— Демин, Анциферов, живы?
Совсем близко вражеские танки. «Стоп!» Выстрел. Еще выстрел.
— Прощайте, товарищи, отомстите за нас! Горим, идем на таран. Коля, прощай!
Это голос Анциферова!
— Толя, Толик, подожди, подожди! — не помня себя, кричит Николай Ермаков. — Оставьте машину… я приказываю!
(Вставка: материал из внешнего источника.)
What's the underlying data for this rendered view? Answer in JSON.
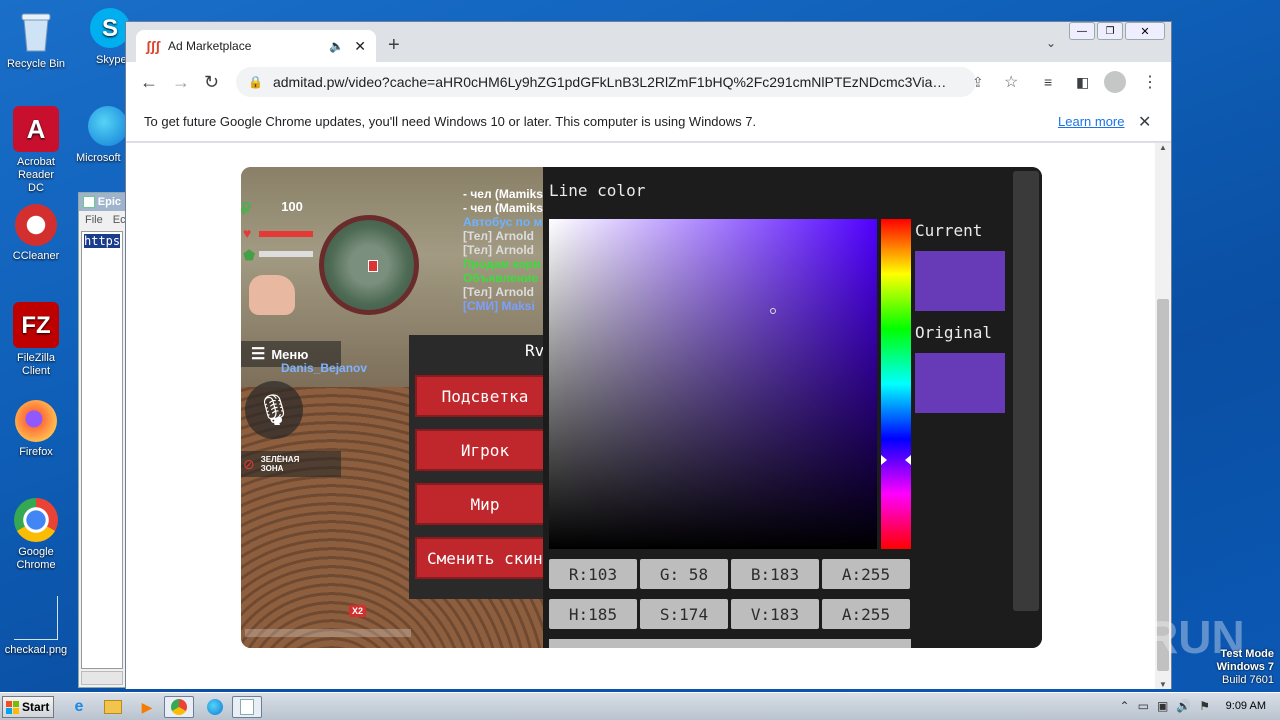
{
  "desktop": {
    "icons": [
      {
        "label": "Recycle Bin"
      },
      {
        "label": "Skype"
      },
      {
        "label": "Acrobat Reader DC"
      },
      {
        "label": "Microsoft"
      },
      {
        "label": "CCleaner"
      },
      {
        "label": "FileZilla Client"
      },
      {
        "label": "Firefox"
      },
      {
        "label": "Google Chrome"
      },
      {
        "label": "checkad.png"
      }
    ],
    "bg_window": {
      "title": "Epic",
      "menu_file": "File",
      "menu_edit": "Ec",
      "text": "https"
    }
  },
  "browser": {
    "tab_title": "Ad Marketplace",
    "url": "admitad.pw/video?cache=aHR0cHM6Ly9hZG1pdGFkLnB3L2RlZmF1bHQ%2Fc291cmNlPTEzNDcmc3ViaWQ9TF...",
    "infobar_text": "To get future Google Chrome updates, you'll need Windows 10 or later. This computer is using Windows 7.",
    "infobar_link": "Learn more"
  },
  "game": {
    "money_symbol": "₽",
    "money": "100",
    "chat": [
      {
        "text": "- чел (Mamiks",
        "color": "#ffffff"
      },
      {
        "text": "- чел (Mamiks",
        "color": "#ffffff"
      },
      {
        "text": "Автобус по м",
        "color": "#6fb3ff"
      },
      {
        "text": "[Тел] Arnold",
        "color": "#dddddd"
      },
      {
        "text": "[Тел] Arnold",
        "color": "#dddddd"
      },
      {
        "text": "Продам корв",
        "color": "#3ddc3d"
      },
      {
        "text": "Объявление",
        "color": "#3ddc3d"
      },
      {
        "text": "[Тел] Arnold",
        "color": "#dddddd"
      },
      {
        "text": "[СМИ] Maksi",
        "color": "#7aa0ff"
      }
    ],
    "menu_label": "Меню",
    "player_name": "Danis_Bejanov",
    "green_zone": "ЗЕЛЁНАЯ ЗОНА",
    "multiplier": "X2",
    "panel_title": "Rv",
    "buttons": [
      "Подсветка",
      "Игрок",
      "Мир",
      "Сменить скин"
    ],
    "picker": {
      "title": "Line color",
      "current_label": "Current",
      "original_label": "Original",
      "current_color": "#673ab7",
      "original_color": "#673ab7",
      "rgba": [
        "R:103",
        "G: 58",
        "B:183",
        "A:255"
      ],
      "hsva": [
        "H:185",
        "S:174",
        "V:183",
        "A:255"
      ]
    }
  },
  "watermark": {
    "brand": "ANY RUN"
  },
  "os_info": {
    "line1": "Test Mode",
    "line2": "Windows 7",
    "line3": "Build 7601"
  },
  "taskbar": {
    "start": "Start",
    "time": "9:09 AM"
  }
}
Анциферов, столько раз горевший, много раз раненный и обожженный, не пожелал теперь покинуть боевую машину. Прощай, Толя, дорогой верный друг, прощайте, Оспанов и Тетерин!
— Демин, отзовись! — зовет капитан, но только сухой треск стоит в наушниках.
В панораме он видит, как немецкие танки, окружив, расстреливают деминскую «восьмерку». Пламя рвется из башни, из моторной части. Взрыв — башня отлетает прочь, и обезглавленная машина вся окутывается рыжими языками огня, черным густым дымом.
— Стой, Дорощук! Получайте за Толю, получайте за Демина! Дорощук, а ну давай на таран!
Тяжелый немецкий танк «T-IV» мчится прямо на их «десятку». Чья сталь крепче — немецкая или советская? Машины сшибаются. Гром отдается в танке. Целы!
— Задний ход, Дорощук. Двигаться можем? Хорошо!
Удар по броне. Мокро в правом боку. Кажется, ранен. Машина горит, горит родная «десятка».
— Дорощук, Илья, вы живы?
— Живы, живы, товарищ капитан, — откликается Наумов, — сейчас мы вас вытащим.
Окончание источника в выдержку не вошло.